Even if the Trump administration were to insist on using funds exclusively to improve border security, it could invest a fraction of that $46.5 billion and transform the congestion and gridlock that plagues border cities today. We would be much smarter to invest where all the people and challenges are, including illegal guns going south and drugs coming north, along the 204-mile stretch from Brownsville to Laredo. Mexico is the United States’ biggest trading partner and Laredo is now the country’s busiest inland port. Texas enjoys more benefits from that cross-border trade than any other state. More people cross, legally and illegally, in this zone than everywhere else in Texas put together. 

Trucks crossing the border spend hours and hours in miles-long lines waiting to cross, while understaffed immigration officials, Border Patrol officers, Drug Enforcement Agency agents and others struggle to keep up. Productivity would spike upwards in the state and along the impoverished border if there were sufficient crossing points, technology and staff to oversee this eternally busy stretch of the Texas-Mexico border.

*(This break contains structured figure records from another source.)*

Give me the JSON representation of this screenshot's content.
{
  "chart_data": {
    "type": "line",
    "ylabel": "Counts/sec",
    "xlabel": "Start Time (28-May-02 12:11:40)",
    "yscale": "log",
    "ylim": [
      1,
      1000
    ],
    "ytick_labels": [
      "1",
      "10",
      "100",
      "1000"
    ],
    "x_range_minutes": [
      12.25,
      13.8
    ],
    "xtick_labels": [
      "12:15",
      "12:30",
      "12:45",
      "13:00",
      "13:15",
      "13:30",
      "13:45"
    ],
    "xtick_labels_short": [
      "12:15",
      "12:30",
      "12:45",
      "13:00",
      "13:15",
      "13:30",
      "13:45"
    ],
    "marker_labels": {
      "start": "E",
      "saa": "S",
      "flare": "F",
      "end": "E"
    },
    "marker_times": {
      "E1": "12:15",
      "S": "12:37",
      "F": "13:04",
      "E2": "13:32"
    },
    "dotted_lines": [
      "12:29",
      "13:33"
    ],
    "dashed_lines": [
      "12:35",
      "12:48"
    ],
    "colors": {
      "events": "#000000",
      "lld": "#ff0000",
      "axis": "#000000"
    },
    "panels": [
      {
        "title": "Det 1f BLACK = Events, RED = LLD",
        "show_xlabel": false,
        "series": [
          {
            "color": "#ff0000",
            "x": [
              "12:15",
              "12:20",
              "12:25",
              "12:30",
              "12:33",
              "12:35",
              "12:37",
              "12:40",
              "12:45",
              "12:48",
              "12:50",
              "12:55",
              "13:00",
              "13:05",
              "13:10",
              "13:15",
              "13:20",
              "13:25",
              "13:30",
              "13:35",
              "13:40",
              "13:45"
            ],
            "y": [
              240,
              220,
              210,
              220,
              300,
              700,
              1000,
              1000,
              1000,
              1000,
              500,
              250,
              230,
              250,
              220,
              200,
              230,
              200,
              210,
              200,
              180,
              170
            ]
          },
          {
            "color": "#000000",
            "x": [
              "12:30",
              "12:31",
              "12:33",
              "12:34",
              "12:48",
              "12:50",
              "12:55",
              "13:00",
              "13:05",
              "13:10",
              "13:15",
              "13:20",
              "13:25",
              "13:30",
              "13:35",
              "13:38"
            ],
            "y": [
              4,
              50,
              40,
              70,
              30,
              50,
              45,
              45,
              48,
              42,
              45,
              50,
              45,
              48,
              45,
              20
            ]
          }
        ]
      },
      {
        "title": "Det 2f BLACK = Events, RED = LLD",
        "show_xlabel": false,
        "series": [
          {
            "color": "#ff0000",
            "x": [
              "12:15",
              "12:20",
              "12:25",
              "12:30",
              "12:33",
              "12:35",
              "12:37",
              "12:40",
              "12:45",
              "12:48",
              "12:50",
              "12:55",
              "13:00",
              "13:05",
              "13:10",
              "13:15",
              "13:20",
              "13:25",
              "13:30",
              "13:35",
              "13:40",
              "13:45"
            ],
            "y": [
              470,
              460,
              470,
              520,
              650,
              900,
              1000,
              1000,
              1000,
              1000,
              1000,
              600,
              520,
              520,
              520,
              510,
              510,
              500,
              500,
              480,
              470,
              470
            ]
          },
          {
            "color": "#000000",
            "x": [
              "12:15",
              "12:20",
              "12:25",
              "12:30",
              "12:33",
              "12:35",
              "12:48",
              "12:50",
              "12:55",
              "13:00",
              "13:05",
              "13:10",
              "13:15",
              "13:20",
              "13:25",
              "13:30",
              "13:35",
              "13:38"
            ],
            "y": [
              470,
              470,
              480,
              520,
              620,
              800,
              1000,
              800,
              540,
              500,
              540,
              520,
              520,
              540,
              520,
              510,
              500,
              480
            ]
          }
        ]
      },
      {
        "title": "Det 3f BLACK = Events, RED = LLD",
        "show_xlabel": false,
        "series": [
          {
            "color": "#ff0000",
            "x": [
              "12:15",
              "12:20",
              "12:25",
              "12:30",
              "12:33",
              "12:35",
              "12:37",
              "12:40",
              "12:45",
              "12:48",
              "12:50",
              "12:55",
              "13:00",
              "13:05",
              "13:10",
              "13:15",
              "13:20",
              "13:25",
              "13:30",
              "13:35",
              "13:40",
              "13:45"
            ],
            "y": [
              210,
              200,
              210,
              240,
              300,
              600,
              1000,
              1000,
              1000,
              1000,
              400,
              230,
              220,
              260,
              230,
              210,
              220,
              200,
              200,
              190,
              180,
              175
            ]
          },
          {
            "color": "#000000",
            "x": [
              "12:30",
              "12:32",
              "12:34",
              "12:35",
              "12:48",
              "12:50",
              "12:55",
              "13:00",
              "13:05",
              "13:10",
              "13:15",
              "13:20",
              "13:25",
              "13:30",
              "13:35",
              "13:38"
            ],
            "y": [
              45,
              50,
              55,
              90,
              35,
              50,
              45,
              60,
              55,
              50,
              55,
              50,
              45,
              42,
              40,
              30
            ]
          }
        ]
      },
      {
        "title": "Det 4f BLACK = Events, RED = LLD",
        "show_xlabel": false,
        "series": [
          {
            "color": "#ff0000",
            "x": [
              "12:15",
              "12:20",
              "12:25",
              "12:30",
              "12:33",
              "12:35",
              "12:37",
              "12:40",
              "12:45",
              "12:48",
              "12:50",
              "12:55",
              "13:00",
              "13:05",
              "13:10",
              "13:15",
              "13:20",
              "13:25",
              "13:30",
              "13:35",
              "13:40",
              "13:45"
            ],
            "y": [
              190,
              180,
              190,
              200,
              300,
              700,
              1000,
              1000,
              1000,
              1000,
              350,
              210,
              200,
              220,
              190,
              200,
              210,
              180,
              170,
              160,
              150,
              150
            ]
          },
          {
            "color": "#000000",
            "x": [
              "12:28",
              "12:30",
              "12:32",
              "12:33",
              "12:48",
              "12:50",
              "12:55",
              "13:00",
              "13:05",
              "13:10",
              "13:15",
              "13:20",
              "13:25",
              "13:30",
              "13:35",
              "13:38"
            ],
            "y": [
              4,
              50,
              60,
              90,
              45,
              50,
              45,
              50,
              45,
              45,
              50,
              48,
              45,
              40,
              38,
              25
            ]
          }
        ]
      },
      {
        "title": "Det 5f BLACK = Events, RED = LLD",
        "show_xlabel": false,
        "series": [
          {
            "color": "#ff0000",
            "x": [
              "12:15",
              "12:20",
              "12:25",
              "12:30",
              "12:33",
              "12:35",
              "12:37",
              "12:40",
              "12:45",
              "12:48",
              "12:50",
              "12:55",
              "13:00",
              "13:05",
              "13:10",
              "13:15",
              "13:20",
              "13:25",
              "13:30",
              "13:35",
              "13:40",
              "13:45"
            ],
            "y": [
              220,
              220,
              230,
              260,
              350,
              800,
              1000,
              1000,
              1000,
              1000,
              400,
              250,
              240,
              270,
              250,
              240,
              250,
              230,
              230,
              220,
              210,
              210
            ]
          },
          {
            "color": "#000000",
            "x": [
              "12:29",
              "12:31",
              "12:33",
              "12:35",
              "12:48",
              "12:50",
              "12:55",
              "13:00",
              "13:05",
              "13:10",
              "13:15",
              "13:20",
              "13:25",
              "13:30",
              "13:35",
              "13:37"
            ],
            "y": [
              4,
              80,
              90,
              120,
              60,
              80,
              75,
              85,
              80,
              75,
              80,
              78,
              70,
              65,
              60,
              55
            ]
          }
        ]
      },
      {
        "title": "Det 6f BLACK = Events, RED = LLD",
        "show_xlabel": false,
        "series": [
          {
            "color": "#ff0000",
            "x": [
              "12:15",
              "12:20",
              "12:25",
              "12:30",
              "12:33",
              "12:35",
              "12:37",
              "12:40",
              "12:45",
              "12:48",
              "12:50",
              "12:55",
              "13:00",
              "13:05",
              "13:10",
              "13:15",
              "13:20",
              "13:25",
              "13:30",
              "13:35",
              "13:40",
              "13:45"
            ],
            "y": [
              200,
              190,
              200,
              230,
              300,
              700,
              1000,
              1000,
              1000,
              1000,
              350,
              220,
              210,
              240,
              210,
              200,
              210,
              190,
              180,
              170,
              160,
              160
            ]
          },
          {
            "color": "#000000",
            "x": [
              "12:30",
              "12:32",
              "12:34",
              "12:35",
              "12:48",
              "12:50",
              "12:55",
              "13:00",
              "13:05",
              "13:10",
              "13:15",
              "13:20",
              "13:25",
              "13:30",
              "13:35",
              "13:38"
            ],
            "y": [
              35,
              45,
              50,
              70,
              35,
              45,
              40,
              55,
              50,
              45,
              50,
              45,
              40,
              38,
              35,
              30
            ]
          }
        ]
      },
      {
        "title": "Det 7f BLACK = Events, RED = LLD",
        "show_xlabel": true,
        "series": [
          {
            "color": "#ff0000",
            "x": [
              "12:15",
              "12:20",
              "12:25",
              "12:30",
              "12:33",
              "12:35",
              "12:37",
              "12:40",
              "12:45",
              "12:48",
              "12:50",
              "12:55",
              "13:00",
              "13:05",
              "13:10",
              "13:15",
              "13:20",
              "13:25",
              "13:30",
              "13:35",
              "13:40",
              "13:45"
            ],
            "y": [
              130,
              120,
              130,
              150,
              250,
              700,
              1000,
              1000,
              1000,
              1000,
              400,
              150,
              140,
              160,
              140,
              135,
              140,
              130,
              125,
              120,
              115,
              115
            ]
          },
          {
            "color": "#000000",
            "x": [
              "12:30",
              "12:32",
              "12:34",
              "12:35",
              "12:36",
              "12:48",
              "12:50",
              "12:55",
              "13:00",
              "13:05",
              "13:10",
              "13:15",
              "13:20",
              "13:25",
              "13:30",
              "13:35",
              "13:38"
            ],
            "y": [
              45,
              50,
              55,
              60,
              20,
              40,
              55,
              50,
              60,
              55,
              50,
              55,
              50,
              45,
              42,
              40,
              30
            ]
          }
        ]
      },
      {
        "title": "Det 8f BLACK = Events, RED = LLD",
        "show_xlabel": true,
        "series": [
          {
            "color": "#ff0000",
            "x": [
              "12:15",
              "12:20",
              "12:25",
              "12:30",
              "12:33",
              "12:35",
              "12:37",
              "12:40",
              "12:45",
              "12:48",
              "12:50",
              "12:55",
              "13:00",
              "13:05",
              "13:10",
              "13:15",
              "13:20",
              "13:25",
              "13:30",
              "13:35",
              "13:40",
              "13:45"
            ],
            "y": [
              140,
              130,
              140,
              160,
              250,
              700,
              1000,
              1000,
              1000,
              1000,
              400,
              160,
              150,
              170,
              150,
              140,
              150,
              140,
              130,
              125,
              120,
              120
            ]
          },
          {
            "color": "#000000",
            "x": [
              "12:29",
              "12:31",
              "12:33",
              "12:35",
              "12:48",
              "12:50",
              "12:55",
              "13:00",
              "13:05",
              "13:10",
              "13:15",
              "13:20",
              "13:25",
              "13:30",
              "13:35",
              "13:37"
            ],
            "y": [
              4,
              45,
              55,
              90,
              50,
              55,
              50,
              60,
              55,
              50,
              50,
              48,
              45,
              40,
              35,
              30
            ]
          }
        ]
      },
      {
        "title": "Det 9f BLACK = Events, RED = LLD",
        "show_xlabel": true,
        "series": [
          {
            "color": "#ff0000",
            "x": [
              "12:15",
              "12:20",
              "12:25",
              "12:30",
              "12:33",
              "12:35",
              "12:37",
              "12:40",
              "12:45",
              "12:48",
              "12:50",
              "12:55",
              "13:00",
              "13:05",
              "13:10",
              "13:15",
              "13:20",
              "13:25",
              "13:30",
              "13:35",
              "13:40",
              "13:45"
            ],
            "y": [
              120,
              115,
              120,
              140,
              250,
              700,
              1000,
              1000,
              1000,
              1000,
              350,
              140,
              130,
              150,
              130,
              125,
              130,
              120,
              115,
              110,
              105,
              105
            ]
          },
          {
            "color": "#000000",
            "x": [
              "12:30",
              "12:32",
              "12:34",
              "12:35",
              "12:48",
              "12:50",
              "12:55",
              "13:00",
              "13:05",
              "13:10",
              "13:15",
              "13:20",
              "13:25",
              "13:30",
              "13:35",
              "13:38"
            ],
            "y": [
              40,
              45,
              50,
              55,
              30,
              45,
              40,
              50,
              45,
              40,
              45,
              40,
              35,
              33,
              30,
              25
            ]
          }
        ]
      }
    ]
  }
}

I would urge anyone who has the ear of their state and congressional representatives to add their voices to those opposing the Big Bend Wall. Sign the petition. And if you are like me, plan a Big Bend sojourn and support the people there who have devoted their lives to protecting such sacred ground. Wandering the national park or the vast expanses beyond those two treasured places is a spiritual experience. We should leave it exactly as it was created, and work to make sure future generations enjoy the same opportunity we now enjoy. The Wall will only divide and destroy.